Hypertension Carries Higher Stroke Risk in Black Patients

At a given level of blood pressure, the risk of stroke associated with hypertension is higher for black than in white patients, according to a report in JAMA Internal Medicine.

The study included data on nearly 28,000 black and white participants 45 years and older in a population-based follow-up study of stroke risk factors. The study oversampled blacks and residents of the “stroke belt” of the southeastern United States. Proportional hazards models were used to assess differences in stroke risk factors and outcomes for black and white participants in three age groups (less than 65 years, 65 to 74 years, and 75 years and older) and three systolic blood pressure levels (less than 120 mm Hg, 120 to 139 mm Hg, and 140 to 159 mm Hg).

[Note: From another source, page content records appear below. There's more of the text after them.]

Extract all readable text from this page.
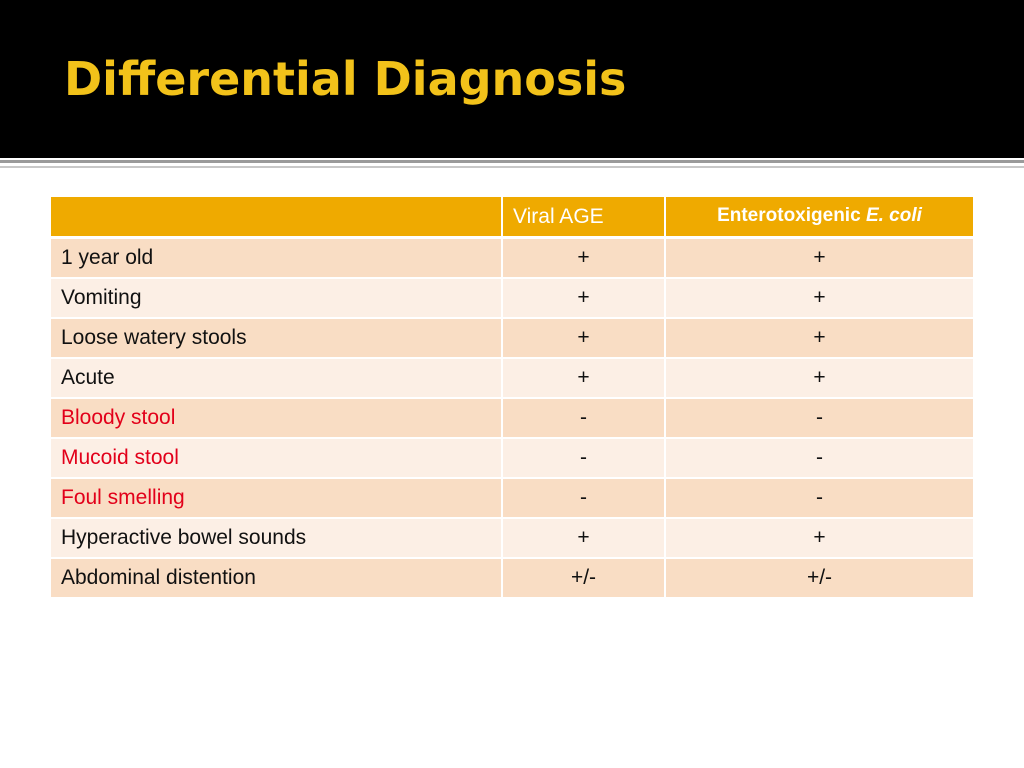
Differential Diagnosis
	Viral AGE	Enterotoxigenic E. coli
1 year old	+	+
Vomiting	+	+
Loose watery stools	+	+
Acute	+	+
Bloody stool	-	-
Mucoid stool	-	-
Foul smelling	-	-
Hyperactive bowel sounds	+	+
Abdominal distention	+/-	+/-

The analysis included 715 incident strokes over 4.5 years of follow-up. Black participants were more likely to be taking antihypertensive drugs. They also had higher rates of diabetes and left ventricular hypertrophy but lower rates of atrial fibrillation, smoking, and heart disease.

Per 10 mm Hg increase in systolic blood pressure, stroke risk increased by 24 percent for black participants versus 8 percent for white participants. This racial disparity was still significant after adjustment for other risk factors. The racial difference was greatest for participants 45 to 64 years. In this age group, the odds ratio for stroke among black participants was 1.38 for those with prehypertension and 2.38 for those with stage 1 hypertension. (For those with normal blood pressure, the racial difference was nonsignificant.)

The results show a greater increase in stroke risk associated with hypertension in black versus white patients, at similar ages and blood pressure levels. The authors note that black patients are more likely to have hypertension and less likely to have it under control, with uncontrolled blood pressure leading to a higher risk of incident stroke. Blood pressure may help to explain the recognized higher risk of stroke among black Americans, particularly during middle age [Howard G, et al. Racial differences in the impact of elevated systolic blood pressure on stroke risk. JAMA Intern Med 2013; 173:46–51].